The benefits of Netflix's instant streaming service are myriad, especially compared to the idea of going out to a movie instead. As opposed to paying for every movie ticket — priced at an average of $8.34 in 2015 — Netflix users pay just $9.99 a month. There are TV options in addition to movies. There are no food or drink prices to worry about: One's pantry is their concession stand. Best of all, a movie in one's home requires no proper attire.

Yes, there are plenty of advantages to staying home and watching something on streaming. One of those advantages, however, is not personal health.

According to a study conducted by the International Communication Association in January, binge-watching Netflix, particularly watching TV, is connected to depression and feelings of loneliness. As the group explained, "the more lonely and depressed the study participants were, the more likely they were to binge-watch TV."

Compare those results to an article in August's Journal of Consumer Research, as written about by Science of Us.
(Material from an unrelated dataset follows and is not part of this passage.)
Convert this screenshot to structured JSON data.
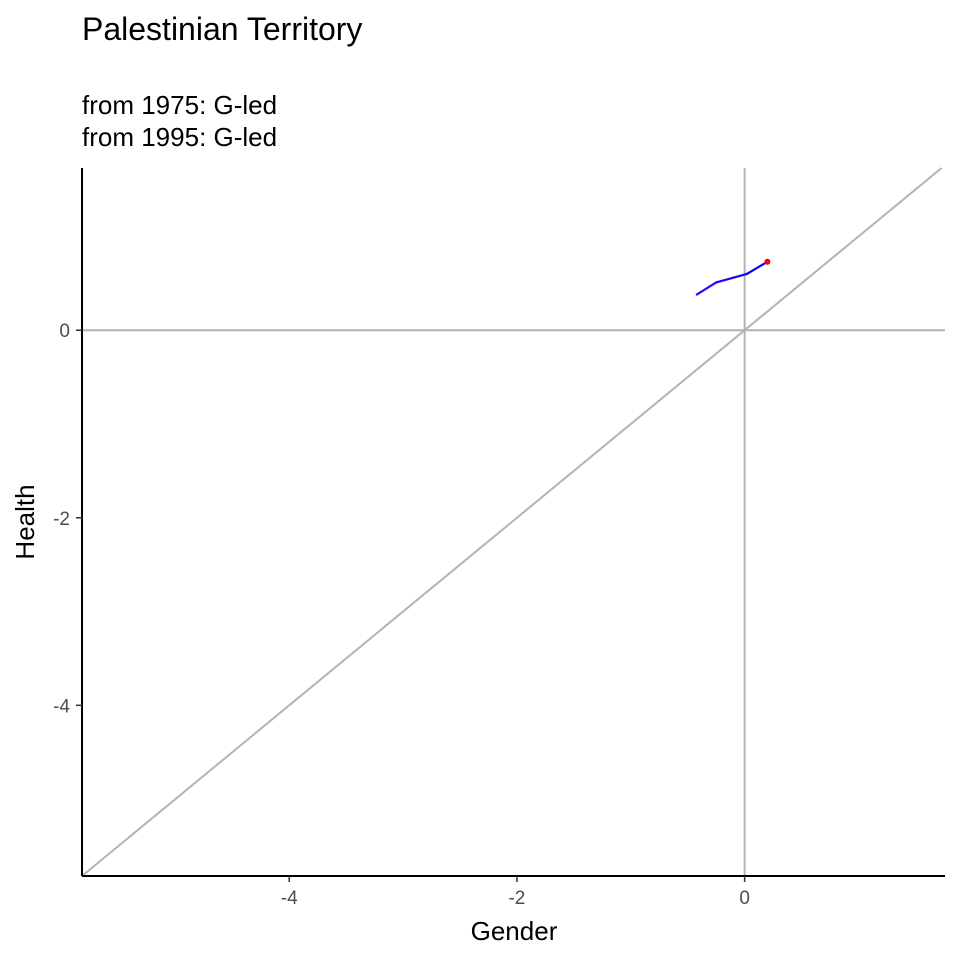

This survey found that going to the movies alone can actually be a rewarding experience. Individuals may share common fears about experiencing films in theaters alone, the paper says, but people who do so actually enjoy it.

Plenty of studies and expert opinions back up that spending time alone is actually good for personal health, from something as simple as clearing one's mind to even helping combat depression. It follows that enjoying a movie alone would allow for a similarly satisfying experience, in the same way that breaking out of one's comfort zone is a net positive.

Binge-watching Netflix isn't just an outlet for momentarily escaping feelings of depression or loneliness, it's actively harmful. "Physical fatigue and problems such as obesity and other health problems are related to binge-watching and they are a cause for concern," Yoon Hi Sung, one of the study's conductors, said in a press release. "When binge-watching becomes rampant, viewers may start to neglect their work and their relationships with others."

Obviously there is a middle ground between two extremes. Watching a movie on a Saturday night from the comfort of one's own home is not a killer habit. Watching a season of Parks and Recreation in one night is, though.

So if faced with a night alone and a desire to watch something, consider heading to the local cineplex instead of logging onto Netflix. It may feel weird, but trust science: You'll be happy you did.